Susan Wood, filing for the [Carson City] Nevada Appeal News Service, detects an irony that has, to date, escaped the attention of church historians. Writing about a visit of Katharine Jefferts Schori, who will become the presiding bishop of the Episcopal Church on Nov. 4, Wood offers this stunning collection of direct quotes and sloppy paraphrases:
[Jefferts] Schori has a new set of challenges to confront with a church in a state of crossroads — including the clergy’s attitude about global warming, which [Jefferts] Schori believes is a real crisis. Old ideals about divorce, contraception and same-sex marriage have given way to a new way of dealing with the modern world.
The latter issue provided the Episcopal [Church] with much discourse during a recent convention when it appeared to relax its rules on alternative lifestyles.
“We did say as a church that it’s appropriate or acceptable for individual congregations to bless couples as a matter of pastoral practice,” she said.
Then, there are other changing signs.
“We’re changing attitudes about divorce,” she said. The church finds it appropriate to encourage divorce for the safety of the people involved.
“We’re more flexible than the Catholic church,” she said.
The irony is, Catholicism was part of the Episcopal Church before a split in the 1500s.
At last the truth is out! Perhaps this irony makes the Episcopal Church (which held its first General Convention in 1785) the honorary largest Christian communion in all the world. Oh, if only those schismatics in the Roman Catholic Church had not separated from the Episcopal Church before it existed.
On a note only a bit less prone to cause spit takes, Tina Kelley of The New York Times reported that the Archbishop of Canterbury has proposed forcing the Episcopal Church to change its mind on sexuality:
At the end of June, the Diocese of Newark named the openly gay priest as one of its candidates for bishop, defying a plea for restraint by a vote of the bishops and delegates at the Episcopal Church’s triennial General Convention. The selection came only a day after the archbishop of Canterbury, the nominal leader of the world’s 77 million Anglicans, proposed a plan that could force the Episcopal Church to renounce gay bishops and the blessings of same-sex unions or lose full membership in the communion.

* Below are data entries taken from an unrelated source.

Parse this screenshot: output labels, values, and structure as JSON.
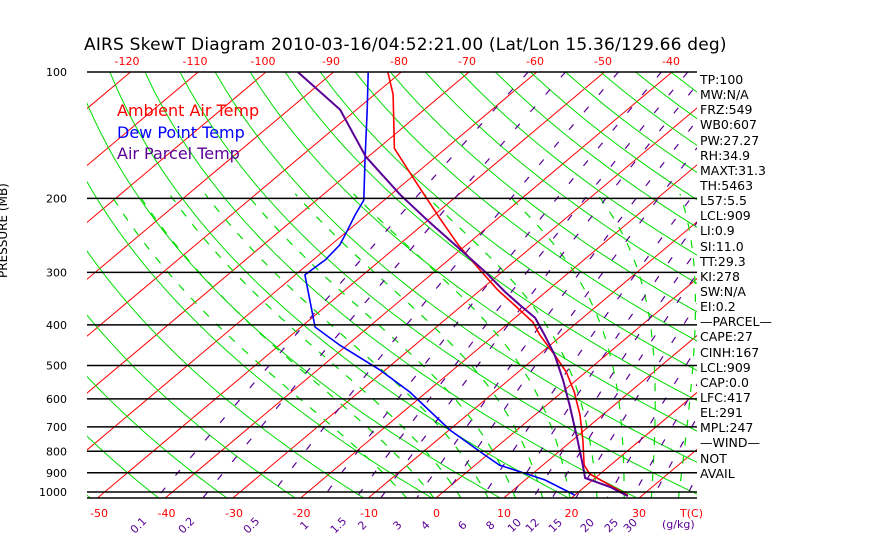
{
  "title": "AIRS SkewT Diagram 2010-03-16/04:52:21.00 (Lat/Lon 15.36/129.66 deg)",
  "legend": [
    {
      "label": "Ambient Air Temp",
      "color": "#ff0000"
    },
    {
      "label": "Dew Point Temp",
      "color": "#0000ff"
    },
    {
      "label": "Air Parcel Temp",
      "color": "#5a0096"
    }
  ],
  "stats": [
    "TP:100",
    "MW:N/A",
    "FRZ:549",
    "WB0:607",
    "PW:27.27",
    "RH:34.9",
    "MAXT:31.3",
    "TH:5463",
    "L57:5.5",
    "LCL:909",
    "LI:0.9",
    "SI:11.0",
    "TT:29.3",
    "KI:278",
    "SW:N/A",
    "EI:0.2",
    "—PARCEL—",
    "CAPE:27",
    "CINH:167",
    "LCL:909",
    "CAP:0.0",
    "LFC:417",
    "EL:291",
    "MPL:247",
    "—WIND—",
    "NOT",
    "AVAIL"
  ],
  "chart_data": {
    "type": "line",
    "title": "AIRS SkewT Diagram 2010-03-16/04:52:21.00 (Lat/Lon 15.36/129.66 deg)",
    "ylabel": "PRESSURE (MB)",
    "xlabel": "T(C)",
    "mixing_ratio_label": "(g/kg)",
    "pressure_ticks": [
      100,
      200,
      300,
      400,
      500,
      600,
      700,
      800,
      900,
      1000
    ],
    "pressure_tick_labels": [
      "100",
      "200",
      "300",
      "400",
      "500",
      "600",
      "700",
      "800",
      "900",
      "1000"
    ],
    "bottom_temp_ticks": [
      -50,
      -40,
      -30,
      -20,
      -10,
      0,
      10,
      20,
      30
    ],
    "bottom_temp_labels": [
      "-50",
      "-40",
      "-30",
      "-20",
      "-10",
      "0",
      "10",
      "20",
      "30"
    ],
    "top_temp_ticks": [
      -120,
      -110,
      -100,
      -90,
      -80,
      -70,
      -60,
      -50,
      -40
    ],
    "top_temp_labels": [
      "-120",
      "-110",
      "-100",
      "-90",
      "-80",
      "-70",
      "-60",
      "-50",
      "-40"
    ],
    "mixing_ratio_ticks": [
      "0.1",
      "0.2",
      "0.5",
      "1",
      "1.5",
      "2",
      "3",
      "4",
      "6",
      "8",
      "10",
      "12",
      "15",
      "20",
      "25",
      "30"
    ],
    "ylim": [
      100,
      1035
    ],
    "grid": true,
    "series": [
      {
        "name": "Ambient Air Temp",
        "color": "#ff0000",
        "p": [
          100,
          113,
          152,
          181,
          223,
          258,
          296,
          330,
          359,
          394,
          423,
          472,
          518,
          578,
          656,
          752,
          863,
          906,
          957,
          1017
        ],
        "t": [
          -82.0,
          -77.3,
          -67.6,
          -59.0,
          -48.6,
          -41.2,
          -33.6,
          -27.5,
          -22.3,
          -16.6,
          -13.3,
          -7.6,
          -2.9,
          1.8,
          6.7,
          11.5,
          16.1,
          18.5,
          22.9,
          27.8
        ]
      },
      {
        "name": "Dew Point Temp",
        "color": "#0000ff",
        "p": [
          100,
          123,
          162,
          202,
          219,
          244,
          258,
          280,
          304,
          405,
          447,
          512,
          578,
          712,
          817,
          863,
          936,
          1017
        ],
        "t": [
          -84.9,
          -78.4,
          -69.9,
          -63.0,
          -61.7,
          -59.7,
          -58.7,
          -58.2,
          -58.6,
          -47.9,
          -41.1,
          -30.8,
          -22.5,
          -9.9,
          -0.3,
          3.6,
          12.9,
          20.0
        ]
      },
      {
        "name": "Air Parcel Temp",
        "color": "#5a0096",
        "p": [
          100,
          123,
          159,
          196,
          228,
          265,
          299,
          334,
          359,
          385,
          423,
          472,
          541,
          621,
          732,
          863,
          926,
          973,
          1023
        ],
        "t": [
          -95.3,
          -82.4,
          -70.4,
          -58.6,
          -49.4,
          -40.0,
          -32.5,
          -26.0,
          -21.5,
          -17.0,
          -12.6,
          -7.6,
          -2.0,
          3.4,
          9.7,
          15.9,
          18.5,
          23.8,
          28.0
        ]
      }
    ]
  }
}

For an ever so slightly more nuanced perspective on the Archbishop of Canterbury’s plan, let us turn to, oh, the Archbishop of Canterbury, describing responses to his public reflections in “The Challenge and Hope of Being Anglican Today“:
In spite of some interesting reporting and some slightly intemperate reaction, this [reflection] contained no directives (I do not have authority to dictate policy to the provinces of the Communion) and no foreclosing of the character and content of such a covenant. Were any such arrangement to be proposed, it would of course have to be owned by the constitutional bodies governing Provinces. The proposal has already been dismissed in some quarters as a capitulation to fundamentalism and in others as a cunning plan to entrench total doctrinal indifferentism.
Both characterisations are nonsense.